A black American woman walking with mask and gloves on

In a recent post, I wrote about Winston Churchill’s three leadership (and life) lessons:

  • Don’t sugar coat
  • Apply cautious optimism
  • Engage with purpose and meaning

Those lessons are really sticking with me lately. I suspect it’s because Churchill’s lessons emerged at a time of tremendous urgency, challenge, and transformation, much like today, and the last many days. They came at a time when things looked particularly bleak during the early days of World War II. Right now, we find ourselves in turbulent and challenging times. The world is at war with a novel virus, and the United States is roiling in the face of racism. We are in uncharted territory where, just like Churchill’s era, there is great pain and suffering, but also great possibility, being held and driven by purpose and meaning. A question I’m asking myself a lot lately is: “Can I, and can we, meet the moment? Can we turn towards the pain, envision and work for what’s possible, and be guided by the underlying depth of purpose and meaning?”

Sugar coating pain is easy, but it ends up hurting us more

Is pain due to events or systems? Is it personal or cultural? A practice of not sugar coating is to answer yes, and yes. Right now we have access to horrific events and it can feel very personal. It’s hard not to turn away. The first time I witnessed George Floyd’s killing, I kept flinching and squirming. I couldn’t believe the amount of time, the dismissive attitudes, and the lack of intervention. Event, event, event; so many events. Not sugar coating, not turning away is really hard.

Experiencing heinous events and taking them personally feels important but isn’t enough. We also need to allow ourselves to see the systems, the cultures, attitudes, assumptions, and social contracts. This is really hard. It takes lots of listening, reading, and shedding our most embedded and perhaps even dearly held beliefs. Lots of listening, questioning, doubting, and speaking out – with a fierce kindness and compassion for ourselves, and others.

Of course, I’m writing as a white man, and can’t possibly know the perspective of a person of color. What I do know for me is when it comes to race, equality, and inclusion, if I’m not feeling uncomfortable, I’m not doing the work.

Apply cautious optimism while welcoming possibility

I keep returning to my favorite quote by writer Wendell Berry: “Be joyful, though you’ve considered all the facts.” Perhaps right now, when joy feels so difficult to drum up, we can try to be optimistic, while considering all the facts.

This is one of the primal paradoxes of our lives – feeling the pain, the harsh realities, without being consumed by them, so we stay open to what’s possible.  Acknowledging what is, while allowing ourselves to experience the pain of any given situation, can be a potent doorway to understanding and deep insight, thereby creating new possibilities for connection, and for solutions on both personal and systemic levels.

Engage this time with meaning and purpose

I also continue to reflect on a statement from Zen Mind Beginner’s Mind by Shunryu Suzuki where he says “Our life can be seen as a crossing of a river. The goal of our life’s effort is to reach the other shore, Nirvana.

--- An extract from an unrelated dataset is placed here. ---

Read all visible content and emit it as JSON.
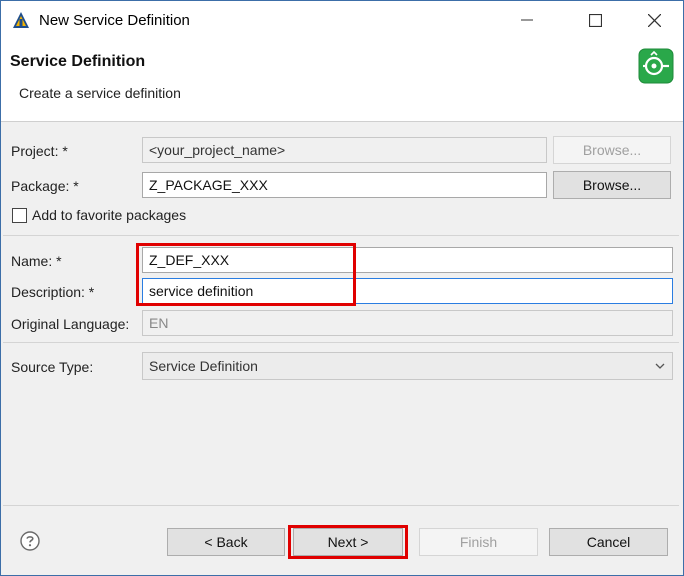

The true wisdom of life, is that in each step of the way, the other shore is actually reached.” Nirvana is a way of being where we are not caught by desire and suffering, where we are not caught or limited by our usual ideas of birth and death.

The first part of the statement, about the purpose of our lives being to cross the river, is much like Churchill’s first directive of no sugar coating. It’s the practice of seeing what is, of acknowledging our pain, confusion, and tight spots. It’s the practice of seeing where we and our systems need to change. The second part about “the true wisdom of life” is much like the practice of meditation. It’s the practice of cultivating the body (our bodies) of radical acceptance of ourselves and the world, just as they are. Paradoxically, this radical acceptance allows us to open our hearts and minds to the possibility of profound personal and systemic change. Real change is at the heart of what it means to be human. With each change we learn and we re-create ourselves, and by extension, our world.